Fri, 10 Feb 2017 09:59:00 +0100

(image) J'essaye souvent de l'oublier mais le chaos en moi n'est jamais vraiment loin. Cela n'est surement pas un mystère pour ceux qui lisent un tant soit peu ce que j'écris et qui prennent également la peine de lire entre les lignes.

Mon blog est une biographie chiffrée à ciel ouvert de beaucoup de choses, et soyons honnêtes, dont la clé de décodage n'a rien de sorcier pour qui tente l'exercice.

Et s'il est un thème qui revient sans cesse c'est cette oscillation systématique entre ces serpents qui sifflent sur ma tête.

Allitération mise à part, revoilà donc ce moment si effrayant et délicieux où je me sens tel un acrobate sur un fil, un promeneur au bord de la falaise, un chat quantique dans sa boite.

Effrayant car à cet endroit précis, rien n'a vraiment de sens.
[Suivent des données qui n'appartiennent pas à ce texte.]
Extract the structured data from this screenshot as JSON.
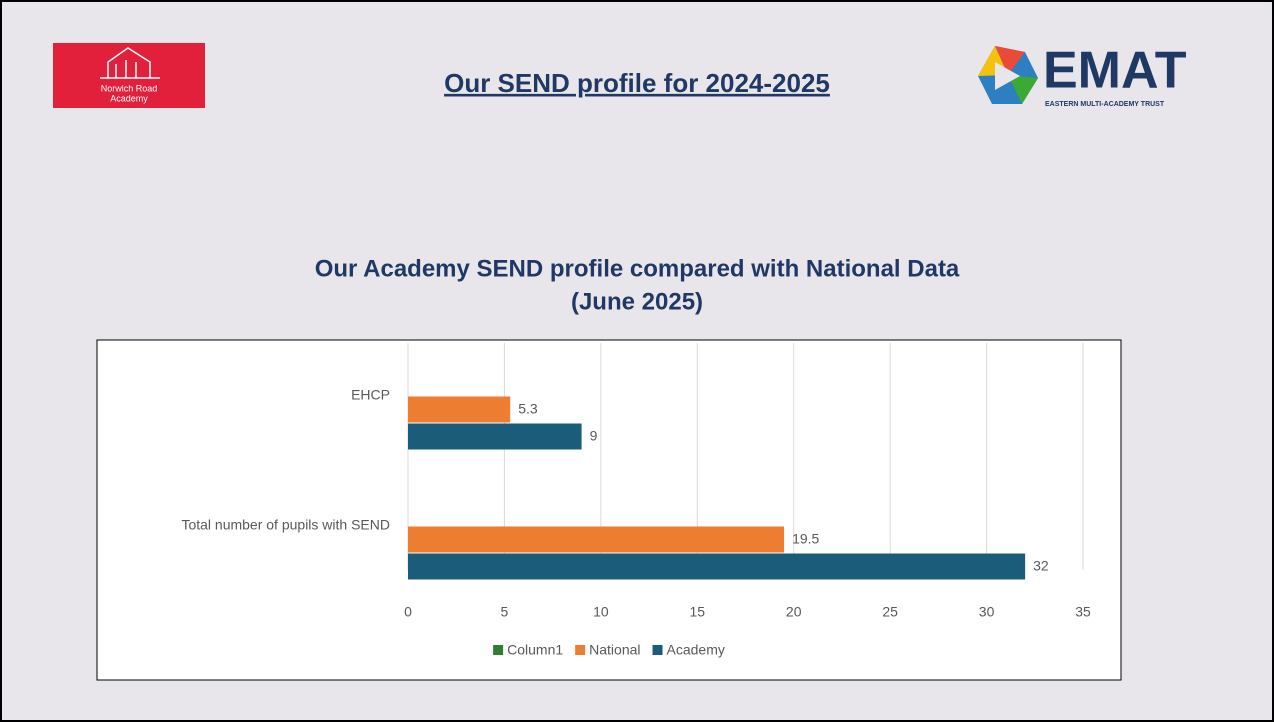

Le bien et le mal sont de vastes plaisanteries, l'univers un simple tourbillon aveugle, les évènements du monde extérieur une ridicule toile de fond .

Délicieux car c'est aussi là, que paradoxalement, je me sens réellement vivant. Que si cruelle et cynique soit la vie elle vaut à mes yeux la peine d'être vécue.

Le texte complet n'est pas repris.